Our new segment the Argus Book Club launches this week. We are asking book clubs from around Gwent to take part and tell us about the books they are reading. This week’s review is from Pamela Netherway, from the book club at Barnabus Arts House, Newport.

The club who have nine members meet on the last Saturday of every month from 11am until 12.30pm. This month’s book was Island of Secrets by Patricia Wilson.

Patricia Wilson lived in the village of Amiras in Crete, where much of her book is set.

Ms Wilson was inspired to write the novel when a machine gun was unearthed in her garden. The novel switches in time from present day to the 1940’s. It is the story of a modern girl’s journey of discovery into the past.
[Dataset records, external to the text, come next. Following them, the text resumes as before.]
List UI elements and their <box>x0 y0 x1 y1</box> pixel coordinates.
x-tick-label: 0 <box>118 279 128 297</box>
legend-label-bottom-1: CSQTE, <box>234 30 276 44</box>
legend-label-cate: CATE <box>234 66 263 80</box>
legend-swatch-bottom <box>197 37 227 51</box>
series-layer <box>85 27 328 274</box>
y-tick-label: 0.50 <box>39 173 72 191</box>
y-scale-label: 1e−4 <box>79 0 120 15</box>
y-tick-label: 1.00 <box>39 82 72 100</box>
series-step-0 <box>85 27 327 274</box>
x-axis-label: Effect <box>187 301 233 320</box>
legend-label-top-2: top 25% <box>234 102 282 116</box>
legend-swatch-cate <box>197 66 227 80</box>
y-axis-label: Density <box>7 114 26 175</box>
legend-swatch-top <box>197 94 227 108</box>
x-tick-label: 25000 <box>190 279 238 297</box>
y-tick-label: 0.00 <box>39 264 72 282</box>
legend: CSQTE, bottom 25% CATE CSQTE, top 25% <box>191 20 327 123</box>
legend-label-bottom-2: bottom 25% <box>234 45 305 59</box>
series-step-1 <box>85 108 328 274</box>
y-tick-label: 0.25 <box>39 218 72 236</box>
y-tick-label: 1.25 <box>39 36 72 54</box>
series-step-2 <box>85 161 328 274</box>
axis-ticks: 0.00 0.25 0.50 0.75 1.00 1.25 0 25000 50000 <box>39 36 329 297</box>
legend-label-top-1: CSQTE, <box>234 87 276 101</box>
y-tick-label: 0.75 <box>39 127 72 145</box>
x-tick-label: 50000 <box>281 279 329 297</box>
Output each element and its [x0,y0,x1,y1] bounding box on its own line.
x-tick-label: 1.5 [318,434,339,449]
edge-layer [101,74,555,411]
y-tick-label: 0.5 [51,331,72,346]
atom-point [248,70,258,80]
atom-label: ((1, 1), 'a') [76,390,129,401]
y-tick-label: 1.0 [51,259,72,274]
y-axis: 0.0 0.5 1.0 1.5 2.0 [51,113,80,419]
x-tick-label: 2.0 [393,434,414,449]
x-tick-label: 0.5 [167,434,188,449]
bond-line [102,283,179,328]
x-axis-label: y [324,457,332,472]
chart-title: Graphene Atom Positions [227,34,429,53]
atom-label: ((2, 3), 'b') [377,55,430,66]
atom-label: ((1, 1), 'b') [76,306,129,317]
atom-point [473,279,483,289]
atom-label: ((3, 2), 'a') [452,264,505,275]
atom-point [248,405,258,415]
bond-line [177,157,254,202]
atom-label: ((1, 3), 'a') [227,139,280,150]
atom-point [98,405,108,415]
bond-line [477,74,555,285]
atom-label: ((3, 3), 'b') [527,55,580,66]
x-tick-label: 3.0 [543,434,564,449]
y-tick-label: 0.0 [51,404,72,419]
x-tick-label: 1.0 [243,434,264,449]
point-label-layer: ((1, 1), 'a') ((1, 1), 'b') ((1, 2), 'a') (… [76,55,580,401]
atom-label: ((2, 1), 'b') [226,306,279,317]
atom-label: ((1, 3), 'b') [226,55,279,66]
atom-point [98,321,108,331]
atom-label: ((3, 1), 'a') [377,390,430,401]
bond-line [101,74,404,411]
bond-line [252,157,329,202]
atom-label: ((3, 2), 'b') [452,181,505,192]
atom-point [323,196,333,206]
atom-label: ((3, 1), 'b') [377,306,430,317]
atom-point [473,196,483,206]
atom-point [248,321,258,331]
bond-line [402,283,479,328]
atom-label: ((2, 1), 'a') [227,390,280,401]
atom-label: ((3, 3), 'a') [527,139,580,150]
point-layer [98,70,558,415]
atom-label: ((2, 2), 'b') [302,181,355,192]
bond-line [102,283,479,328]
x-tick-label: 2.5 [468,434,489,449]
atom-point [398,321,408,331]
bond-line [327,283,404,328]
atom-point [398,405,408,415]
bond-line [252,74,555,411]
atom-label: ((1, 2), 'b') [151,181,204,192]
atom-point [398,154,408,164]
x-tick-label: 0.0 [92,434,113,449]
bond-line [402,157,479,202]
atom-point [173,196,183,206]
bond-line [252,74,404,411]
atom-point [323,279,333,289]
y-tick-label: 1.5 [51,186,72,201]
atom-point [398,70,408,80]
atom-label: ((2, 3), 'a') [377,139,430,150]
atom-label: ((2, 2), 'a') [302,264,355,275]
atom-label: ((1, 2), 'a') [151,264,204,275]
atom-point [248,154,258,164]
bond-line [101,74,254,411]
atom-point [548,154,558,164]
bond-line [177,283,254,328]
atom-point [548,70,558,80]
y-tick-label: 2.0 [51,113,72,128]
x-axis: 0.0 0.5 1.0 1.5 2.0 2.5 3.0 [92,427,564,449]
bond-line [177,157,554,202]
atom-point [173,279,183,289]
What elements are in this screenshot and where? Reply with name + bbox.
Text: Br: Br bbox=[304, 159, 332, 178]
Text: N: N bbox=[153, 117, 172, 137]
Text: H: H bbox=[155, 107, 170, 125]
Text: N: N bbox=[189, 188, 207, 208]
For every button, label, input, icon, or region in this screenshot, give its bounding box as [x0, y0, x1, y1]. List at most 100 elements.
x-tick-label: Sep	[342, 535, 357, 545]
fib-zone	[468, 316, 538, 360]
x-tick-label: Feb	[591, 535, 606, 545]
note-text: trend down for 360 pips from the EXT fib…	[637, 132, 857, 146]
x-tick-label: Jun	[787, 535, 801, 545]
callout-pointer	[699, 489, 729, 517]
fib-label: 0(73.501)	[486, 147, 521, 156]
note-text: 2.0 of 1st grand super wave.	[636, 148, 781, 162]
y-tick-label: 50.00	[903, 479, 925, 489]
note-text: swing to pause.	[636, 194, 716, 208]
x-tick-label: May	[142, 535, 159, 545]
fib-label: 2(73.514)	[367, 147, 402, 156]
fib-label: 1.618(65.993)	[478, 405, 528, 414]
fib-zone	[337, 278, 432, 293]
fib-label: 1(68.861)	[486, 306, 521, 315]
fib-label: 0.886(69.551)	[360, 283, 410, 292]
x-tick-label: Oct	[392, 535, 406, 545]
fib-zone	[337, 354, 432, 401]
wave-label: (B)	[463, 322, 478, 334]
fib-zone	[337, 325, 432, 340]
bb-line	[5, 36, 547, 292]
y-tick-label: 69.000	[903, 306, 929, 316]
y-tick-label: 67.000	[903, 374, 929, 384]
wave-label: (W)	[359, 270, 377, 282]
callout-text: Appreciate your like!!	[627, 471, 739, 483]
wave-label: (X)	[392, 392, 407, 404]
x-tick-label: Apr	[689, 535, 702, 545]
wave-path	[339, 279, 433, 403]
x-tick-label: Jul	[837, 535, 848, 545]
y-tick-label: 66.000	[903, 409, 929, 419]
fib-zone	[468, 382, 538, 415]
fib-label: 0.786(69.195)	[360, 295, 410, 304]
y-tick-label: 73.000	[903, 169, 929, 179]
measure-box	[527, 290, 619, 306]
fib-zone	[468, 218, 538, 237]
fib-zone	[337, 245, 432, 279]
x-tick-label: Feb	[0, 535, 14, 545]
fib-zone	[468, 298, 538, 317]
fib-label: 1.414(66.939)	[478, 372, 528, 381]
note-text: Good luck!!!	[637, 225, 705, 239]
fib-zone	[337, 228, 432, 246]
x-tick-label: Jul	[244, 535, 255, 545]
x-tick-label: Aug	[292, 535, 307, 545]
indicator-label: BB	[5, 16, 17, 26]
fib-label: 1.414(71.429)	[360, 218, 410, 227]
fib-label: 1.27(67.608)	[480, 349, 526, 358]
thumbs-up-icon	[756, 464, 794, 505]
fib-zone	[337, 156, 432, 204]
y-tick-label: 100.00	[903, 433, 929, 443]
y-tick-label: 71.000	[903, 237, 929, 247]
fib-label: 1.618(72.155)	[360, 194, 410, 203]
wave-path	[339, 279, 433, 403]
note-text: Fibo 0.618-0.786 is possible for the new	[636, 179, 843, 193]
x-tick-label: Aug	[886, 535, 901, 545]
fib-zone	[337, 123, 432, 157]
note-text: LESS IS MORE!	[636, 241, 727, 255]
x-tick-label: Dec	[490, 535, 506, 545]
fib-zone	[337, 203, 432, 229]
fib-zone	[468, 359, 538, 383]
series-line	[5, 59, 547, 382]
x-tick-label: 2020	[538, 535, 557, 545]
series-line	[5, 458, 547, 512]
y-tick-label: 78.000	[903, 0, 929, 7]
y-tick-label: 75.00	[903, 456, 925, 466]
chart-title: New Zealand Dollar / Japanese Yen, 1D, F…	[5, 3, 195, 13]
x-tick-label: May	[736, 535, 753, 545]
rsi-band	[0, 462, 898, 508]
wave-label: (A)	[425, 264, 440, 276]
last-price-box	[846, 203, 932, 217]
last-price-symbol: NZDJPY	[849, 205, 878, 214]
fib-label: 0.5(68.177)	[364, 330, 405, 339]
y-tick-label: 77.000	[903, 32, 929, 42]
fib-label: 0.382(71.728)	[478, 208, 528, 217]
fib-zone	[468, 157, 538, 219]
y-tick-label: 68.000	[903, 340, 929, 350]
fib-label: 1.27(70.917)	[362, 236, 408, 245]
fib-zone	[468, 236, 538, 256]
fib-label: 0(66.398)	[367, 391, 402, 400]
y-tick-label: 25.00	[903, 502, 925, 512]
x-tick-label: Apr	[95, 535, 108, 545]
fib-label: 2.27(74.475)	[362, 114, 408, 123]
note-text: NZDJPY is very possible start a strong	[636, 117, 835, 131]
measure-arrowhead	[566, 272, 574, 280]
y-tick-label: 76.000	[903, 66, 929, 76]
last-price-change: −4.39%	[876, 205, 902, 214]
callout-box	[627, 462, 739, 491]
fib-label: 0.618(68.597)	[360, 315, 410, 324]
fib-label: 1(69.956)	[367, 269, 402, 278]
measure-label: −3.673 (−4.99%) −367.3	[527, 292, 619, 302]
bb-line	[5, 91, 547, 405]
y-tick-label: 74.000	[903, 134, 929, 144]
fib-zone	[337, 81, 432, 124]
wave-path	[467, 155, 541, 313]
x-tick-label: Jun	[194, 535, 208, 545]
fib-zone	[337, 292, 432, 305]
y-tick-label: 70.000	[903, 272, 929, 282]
What is the secret that Poppy has kept hidden from her daughter Angelika for almost 40 years? Having recently lost her job in publishing due to redundancy and sensitive to her mother’s anguish, Angie makes the decision that before her forthcoming marriage to make a pilgrimage her mother’s homeland, Crete to seek out and meet her Greek relatives and maybe understand all her mother’s troubles and help bring peace into Poppy’s deeply troubled existence.

Leaving behind her fiance, Nick, Angie boards the plane to Crete resolving to find the answers and unite the estranged family. As Angie slowly discovers all that has tormented her mother for so long, the reader too is also able to learn of the unspeakable horrors of the time in history that betook Europe during the conflict of 1939 – 1945. It’s the story of the German occupation of Crete during the Second World War, a story of horror and courage, and the dreadful secrets that broke a family apart. This is the dramatic story of one of the darkest chapters in human history.

This is the author’s debut novel. It is a very dramatic novel, one you cannot put down and a hugely enjoyable read.